Cela nous donne de l’espoir que dans un avenir proche un processus politique se mettra en place : en utilisant des acteurs externes, il sera possible d’amener tous les syriens à la table des négociations. Les acteurs externes ne peuvent rien décider à la place des syriens, nous devons les obliger à élaborer l’algorithme de la future existence dans leur pays, lorsque les intérêts de tous les groupes confessionnels, ethniques et politiques seront solidement protégés.

Question : Et les intérêts des acteurs externes sont-ils bien protégés, en prenant par exemple, la base russe sur la côte syrienne de la mer Méditerranée ?

Sergueï Lavrov : Ce fait est déjà reconnu par tous. L’action de notre présence militaire en Syrie est jugée par la majorité (et par beaucoup – de manière officielle) comme étant la réponse la plus efficace à la menace terroriste, en particulier dans le contexte de la participation de la coalition américaine qui dure depuis plus d’un an dans la lutte contre Daesh qui, pendant cette même période, n’a fait qu’accumuler ses conquêtes territoriales. Je le répète, le refus des américains de coordonner avec nous leur campagne anti-terroriste est une grande erreur. Nous sommes prêts à une telle coordination aussi large que possible.

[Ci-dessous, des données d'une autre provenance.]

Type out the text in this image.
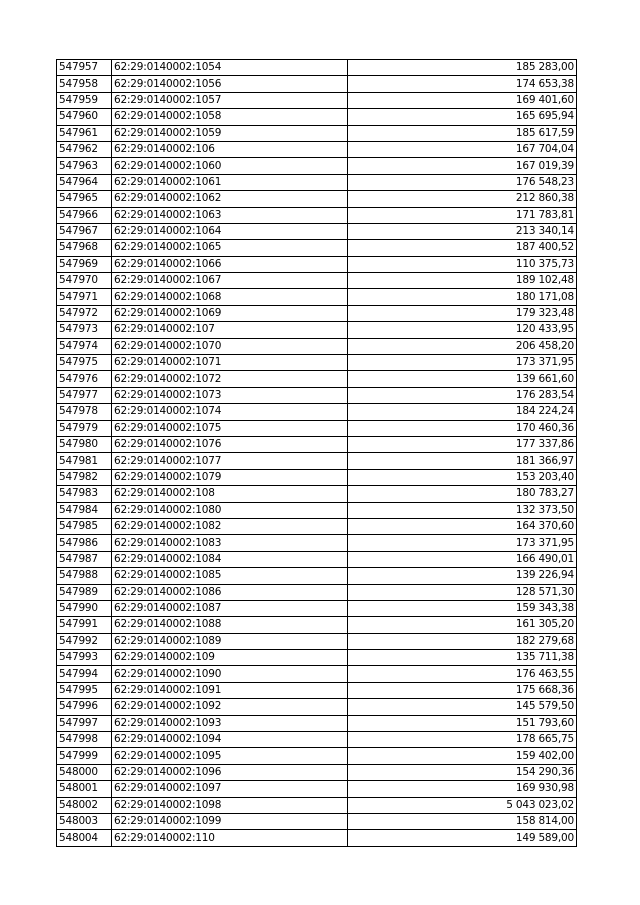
547957	62:29:0140002:1054	185 283,00
547958	62:29:0140002:1056	174 653,38
547959	62:29:0140002:1057	169 401,60
547960	62:29:0140002:1058	165 695,94
547961	62:29:0140002:1059	185 617,59
547962	62:29:0140002:106	167 704,04
547963	62:29:0140002:1060	167 019,39
547964	62:29:0140002:1061	176 548,23
547965	62:29:0140002:1062	212 860,38
547966	62:29:0140002:1063	171 783,81
547967	62:29:0140002:1064	213 340,14
547968	62:29:0140002:1065	187 400,52
547969	62:29:0140002:1066	110 375,73
547970	62:29:0140002:1067	189 102,48
547971	62:29:0140002:1068	180 171,08
547972	62:29:0140002:1069	179 323,48
547973	62:29:0140002:107	120 433,95
547974	62:29:0140002:1070	206 458,20
547975	62:29:0140002:1071	173 371,95
547976	62:29:0140002:1072	139 661,60
547977	62:29:0140002:1073	176 283,54
547978	62:29:0140002:1074	184 224,24
547979	62:29:0140002:1075	170 460,36
547980	62:29:0140002:1076	177 337,86
547981	62:29:0140002:1077	181 366,97
547982	62:29:0140002:1079	153 203,40
547983	62:29:0140002:108	180 783,27
547984	62:29:0140002:1080	132 373,50
547985	62:29:0140002:1082	164 370,60
547986	62:29:0140002:1083	173 371,95
547987	62:29:0140002:1084	166 490,01
547988	62:29:0140002:1085	139 226,94
547989	62:29:0140002:1086	128 571,30
547990	62:29:0140002:1087	159 343,38
547991	62:29:0140002:1088	161 305,20
547992	62:29:0140002:1089	182 279,68
547993	62:29:0140002:109	135 711,38
547994	62:29:0140002:1090	176 463,55
547995	62:29:0140002:1091	175 668,36
547996	62:29:0140002:1092	145 579,50
547997	62:29:0140002:1093	151 793,60
547998	62:29:0140002:1094	178 665,75
547999	62:29:0140002:1095	159 402,00
548000	62:29:0140002:1096	154 290,36
548001	62:29:0140002:1097	169 930,98
548002	62:29:0140002:1098	5 043 023,02
548003	62:29:0140002:1099	158 814,00
548004	62:29:0140002:110	149 589,00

En outre, nous sommes prêts à inclure l’opposition patriotique, y compris, la dite «Armée syrienne libre», en lui offrant notre soutien aérien, même si les américains refusent de partager avec nous leurs informations sur les emplacements des terroristes et ceux des opposants patriotiques. Ce qui est important pour nous, c’est de trouver des gens qui vont représenter de manière crédible tel ou tel groupe armé, qui affronte y compris le terrorisme.